Setelah itu terjadi reformasi agama besara-besaran. Azan untuk pertama kalinya secara resmi dikumandangkan dalam bahasa Turki Januari 1932. Tahun 1933, keluar keputusan pemerintah bahwa azan dalam bahasa Arab adalah pelanggaran hukum. Tahun 1935, libur mingguan hari Jumat diganti dengan libur mingguan mulai pukul 01.00 hari Sabtu hingga Senin pagi. Mereka juga berusaha mengubah bacaan shalat menjadi bahasa Turki dan merubah masjid menjadi gereja Islam modern, walaupun upaya mereka gagal terlaksana. tahun 1924, kementerian agama dihapuskan dari sekolah-sekolah. 1928, bahasa dan tulisan Arab dan Persia dihapus dan diganti dengan bahasa dan tulisan Latin.
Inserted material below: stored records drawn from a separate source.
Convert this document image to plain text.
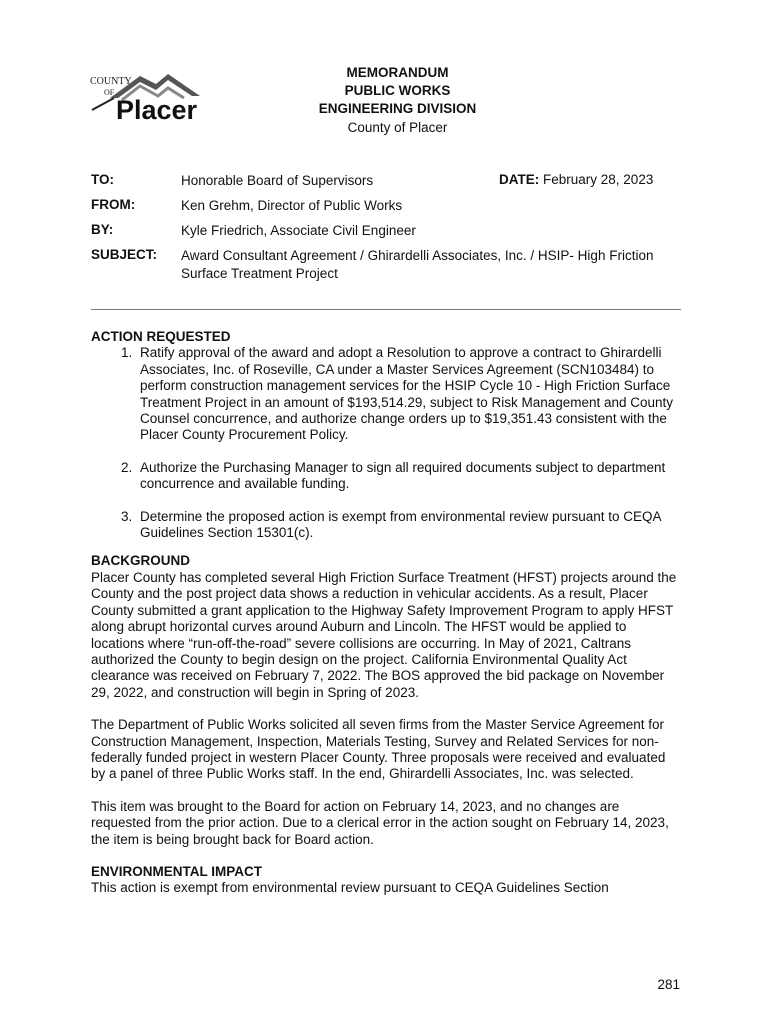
COUNTY
OF
Placer
MEMORANDUM
PUBLIC WORKS
ENGINEERING DIVISION
County of Placer
TO:	Honorable Board of Supervisors	DATE: February 28, 2023
FROM:	Ken Grehm, Director of Public Works
BY:	Kyle Friedrich, Associate Civil Engineer
SUBJECT: Award Consultant Agreement / Ghirardelli Associates, Inc. / HSIP- High Friction Surface Treatment Project
ACTION REQUESTED
1. Ratify approval of the award and adopt a Resolution to approve a contract to Ghirardelli Associates, Inc. of Roseville, CA under a Master Services Agreement (SCN103484) to perform construction management services for the HSIP Cycle 10 - High Friction Surface Treatment Project in an amount of $193,514.29, subject to Risk Management and County Counsel concurrence, and authorize change orders up to $19,351.43 consistent with the Placer County Procurement Policy.
2. Authorize the Purchasing Manager to sign all required documents subject to department concurrence and available funding.
3. Determine the proposed action is exempt from environmental review pursuant to CEQA Guidelines Section 15301(c).
BACKGROUND

Placer County has completed several High Friction Surface Treatment (HFST) projects around the County and the post project data shows a reduction in vehicular accidents. As a result, Placer County submitted a grant application to the Highway Safety Improvement Program to apply HFST along abrupt horizontal curves around Auburn and Lincoln. The HFST would be applied to locations where “run-off-the-road” severe collisions are occurring. In May of 2021, Caltrans authorized the County to begin design on the project. California Environmental Quality Act clearance was received on February 7, 2022. The BOS approved the bid package on November 29, 2022, and construction will begin in Spring of 2023.

The Department of Public Works solicited all seven firms from the Master Service Agreement for Construction Management, Inspection, Materials Testing, Survey and Related Services for non-federally funded project in western Placer County. Three proposals were received and evaluated by a panel of three Public Works staff. In the end, Ghirardelli Associates, Inc. was selected.

This item was brought to the Board for action on February 14, 2023, and no changes are requested from the prior action. Due to a clerical error in the action sought on February 14, 2023, the item is being brought back for Board action.

ENVIRONMENTAL IMPACT

This action is exempt from environmental review pursuant to CEQA Guidelines Section

281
Wanita tidak boleh memakai kerudung di tempat umum dan diharuskan mengenakan pakaian ala Barat. Poligami dilarang dan wanita mendapat hak cerai sama dengan laki-laki. Hak untuk pindah agama dijamin undang-undang.
Di Indonesia, sejak awal-awal zaman perjuangan kemerdekaan, pemikiran untuk menjiplak Barat dengan menjadikan Indonesia sebagai negara sekuler juga sudah muncul. Soekarno merupakan orang yang turut memuji langkah-langkah sekularisasi yang dijalankan Attaturk di Turki. Bung Karno menyebut langkah pemisahan agama dari negara oleh Attaturk sebagai langkah ”paling modern” dan “paling radikal”. Menurutnya, dengan tidak adanya kuasa agama dalam negara, umat bisa mempermodern agamanya seperti yang terjadi di Turki.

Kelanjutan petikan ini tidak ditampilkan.